È stata dedotta la violazione dell'art. 167 del d.lgs. n. 196/2003, ritenendosi non configurabile tale fattispecie per le ragioni che erano già espresse dal primo giudice, ossia perché il predetto articolo non annovererebbe tra i destinatari del precetto e della sanzione soggetti diversi dalla Pubblica Amministrazione, dai privati appositamente qualificati dalla normativa di riferimento e da altri organismi specificamente preposti al trattamento di dati personali, e perché quindi le condotte come appurate nei due giudizi non potrebbero rientrate nel concetto di trattamento di dati personali di cui al citato articolo.

Le soluzioni giuridiche

Il ricorso è stato ritenuto dai giudici di legittimità manifestamente infondato.

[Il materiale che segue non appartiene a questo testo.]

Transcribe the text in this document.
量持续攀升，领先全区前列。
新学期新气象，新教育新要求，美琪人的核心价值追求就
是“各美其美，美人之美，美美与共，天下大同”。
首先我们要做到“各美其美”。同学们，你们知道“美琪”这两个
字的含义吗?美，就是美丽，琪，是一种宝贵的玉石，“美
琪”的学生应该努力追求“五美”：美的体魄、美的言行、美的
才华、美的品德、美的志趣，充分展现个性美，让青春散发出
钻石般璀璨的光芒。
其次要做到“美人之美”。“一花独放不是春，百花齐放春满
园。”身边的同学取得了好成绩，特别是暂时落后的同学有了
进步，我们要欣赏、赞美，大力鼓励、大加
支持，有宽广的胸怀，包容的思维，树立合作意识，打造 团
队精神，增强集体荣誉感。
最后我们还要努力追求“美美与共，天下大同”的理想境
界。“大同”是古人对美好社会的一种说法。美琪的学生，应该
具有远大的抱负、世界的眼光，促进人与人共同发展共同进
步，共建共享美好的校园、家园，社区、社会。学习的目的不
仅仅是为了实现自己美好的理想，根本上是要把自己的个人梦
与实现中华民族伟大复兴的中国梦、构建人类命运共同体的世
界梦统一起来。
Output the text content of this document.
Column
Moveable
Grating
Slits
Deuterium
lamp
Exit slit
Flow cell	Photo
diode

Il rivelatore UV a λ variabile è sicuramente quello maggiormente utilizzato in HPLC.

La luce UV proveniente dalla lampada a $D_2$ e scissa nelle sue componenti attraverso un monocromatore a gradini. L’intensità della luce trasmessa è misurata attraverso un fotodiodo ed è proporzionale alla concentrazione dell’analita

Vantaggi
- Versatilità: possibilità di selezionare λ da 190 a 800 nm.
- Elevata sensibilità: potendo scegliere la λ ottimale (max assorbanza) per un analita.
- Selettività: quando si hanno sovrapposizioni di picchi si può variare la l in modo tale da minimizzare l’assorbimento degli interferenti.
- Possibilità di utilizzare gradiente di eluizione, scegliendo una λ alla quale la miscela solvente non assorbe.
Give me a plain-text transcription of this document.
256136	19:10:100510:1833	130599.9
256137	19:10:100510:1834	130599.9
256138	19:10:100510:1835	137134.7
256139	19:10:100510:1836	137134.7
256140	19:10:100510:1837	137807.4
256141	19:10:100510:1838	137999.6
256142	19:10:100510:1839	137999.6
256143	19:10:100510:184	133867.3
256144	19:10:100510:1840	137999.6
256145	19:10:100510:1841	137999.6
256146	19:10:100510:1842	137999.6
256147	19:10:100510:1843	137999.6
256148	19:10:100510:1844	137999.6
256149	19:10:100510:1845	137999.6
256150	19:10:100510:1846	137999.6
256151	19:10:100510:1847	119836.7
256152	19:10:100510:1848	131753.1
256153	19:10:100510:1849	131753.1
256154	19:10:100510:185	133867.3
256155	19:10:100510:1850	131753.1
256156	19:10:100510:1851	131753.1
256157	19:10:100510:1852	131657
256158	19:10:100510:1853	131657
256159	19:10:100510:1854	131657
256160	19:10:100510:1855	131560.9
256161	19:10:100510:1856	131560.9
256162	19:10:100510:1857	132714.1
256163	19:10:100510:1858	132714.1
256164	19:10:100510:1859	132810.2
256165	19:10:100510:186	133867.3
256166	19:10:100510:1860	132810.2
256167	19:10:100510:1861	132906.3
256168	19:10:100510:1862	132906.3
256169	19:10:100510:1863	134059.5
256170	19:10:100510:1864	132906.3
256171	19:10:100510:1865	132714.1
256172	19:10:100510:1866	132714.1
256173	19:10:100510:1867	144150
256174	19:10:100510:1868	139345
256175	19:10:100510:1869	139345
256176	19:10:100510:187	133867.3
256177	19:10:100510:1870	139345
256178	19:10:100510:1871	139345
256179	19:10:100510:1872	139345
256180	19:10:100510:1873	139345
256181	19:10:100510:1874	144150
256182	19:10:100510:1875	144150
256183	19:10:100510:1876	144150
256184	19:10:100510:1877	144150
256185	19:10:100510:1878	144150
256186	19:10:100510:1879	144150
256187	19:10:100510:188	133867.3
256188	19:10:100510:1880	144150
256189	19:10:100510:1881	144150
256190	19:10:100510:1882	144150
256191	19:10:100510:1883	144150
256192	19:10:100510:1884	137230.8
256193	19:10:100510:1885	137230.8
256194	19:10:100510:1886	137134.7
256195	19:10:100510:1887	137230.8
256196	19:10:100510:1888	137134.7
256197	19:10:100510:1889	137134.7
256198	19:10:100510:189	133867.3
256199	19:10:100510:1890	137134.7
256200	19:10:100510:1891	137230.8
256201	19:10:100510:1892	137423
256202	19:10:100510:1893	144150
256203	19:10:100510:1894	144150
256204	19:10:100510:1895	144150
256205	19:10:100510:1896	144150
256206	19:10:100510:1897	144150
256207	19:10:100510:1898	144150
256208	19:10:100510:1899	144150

È stato premesso che il trattamento dei dati personali, definiti in sentenza, “sensibili” senza il consenso dell'interessato, dal quale derivi nocumento per la persona offesa, era già punito ai sensi dell'art. 35, comma 3 della l. 31 dicembre 1996, n. 675, ed è tutt'ora punibile ai sensi dell'art. 167, comma 2 del d.lgs. n. 30 giugno 2003 n. 196, in quanto tra le due fattispecie sussiste un rapporto di continuità normativa, essendo identici sia l'elemento soggettivo caratterizzato dal dolo specifico, sia gli elementi oggettivi, in quanto le condotte di "comunicazione" e "diffusione" dei dati “sensibili” sono ora ricomprese nella più ampia dizione di "trattamento" dei dati “sensibili”, ed il nocumento per la persona offesa che si configurava nella previgente fattispecie come circostanza aggravante, rappresenta nella disposizione in vigore una condizione obiettiva di punibilità (cfr. Cass. pen., sez. III, 26 marzo 2004, n. 28680 Rv. 229465 - 01).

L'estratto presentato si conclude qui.